A nicely unusual short piece.
“The Endless Sink” by Damien Ober
Here’s an unusual and interesting premise: an archipelago of floating rocks, some higher, some lower in the array. People can rise or sink from one to another, but those who make a habit of it seem to be few. In a manner reminiscent of swarming insects, tradition has boys at the age of maturity leaving their home rocks to rise or sink to some other, where they settle and marry a local girl. This is the pattern that the [nameless] narrator expects her life to follow on her isolated, conservative rock, until the day a sinker arrives – a woman. The narrator is filled with curiosity and asks the stranger to take her to the next rock down, ostensibly to obtain medicine for a younger brother. But in the course of her journey, she learns too much about the realities of this universe.

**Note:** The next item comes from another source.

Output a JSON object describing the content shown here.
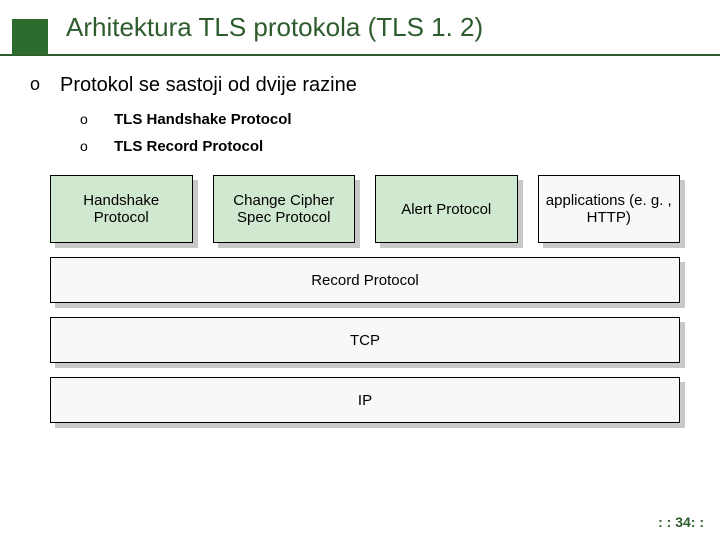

I like this premise, with its hints of sciencefictionality; there are references to a Before, suggestive of an apocalypse, but we learn nothing definitive about the universe’s history. What we do learn is the truth that things are different on every rock, and in the voids between there is a great deal of theft and violence, scavengers killing vulnerable risers and sinkers for their possessions. We wonder, then, what fate might have befallen the narrator’s older brother, whom we saw setting out on his rising journey. We also learn that the narrator’s father knew much of this truth but kept quiet about it for fear of trespassing against local mores, especially the prejudices of his deeply conservative and ignorant wife.
My mother had treated my brother’s recovery as some sort of dark trick. As she watched him climb out of bed, her face revealed this possibility to me: maybe she would have preferred him to die than be saved through something she didn’t understand.
Coming of age and opening her eyes to reality are the heart of this story.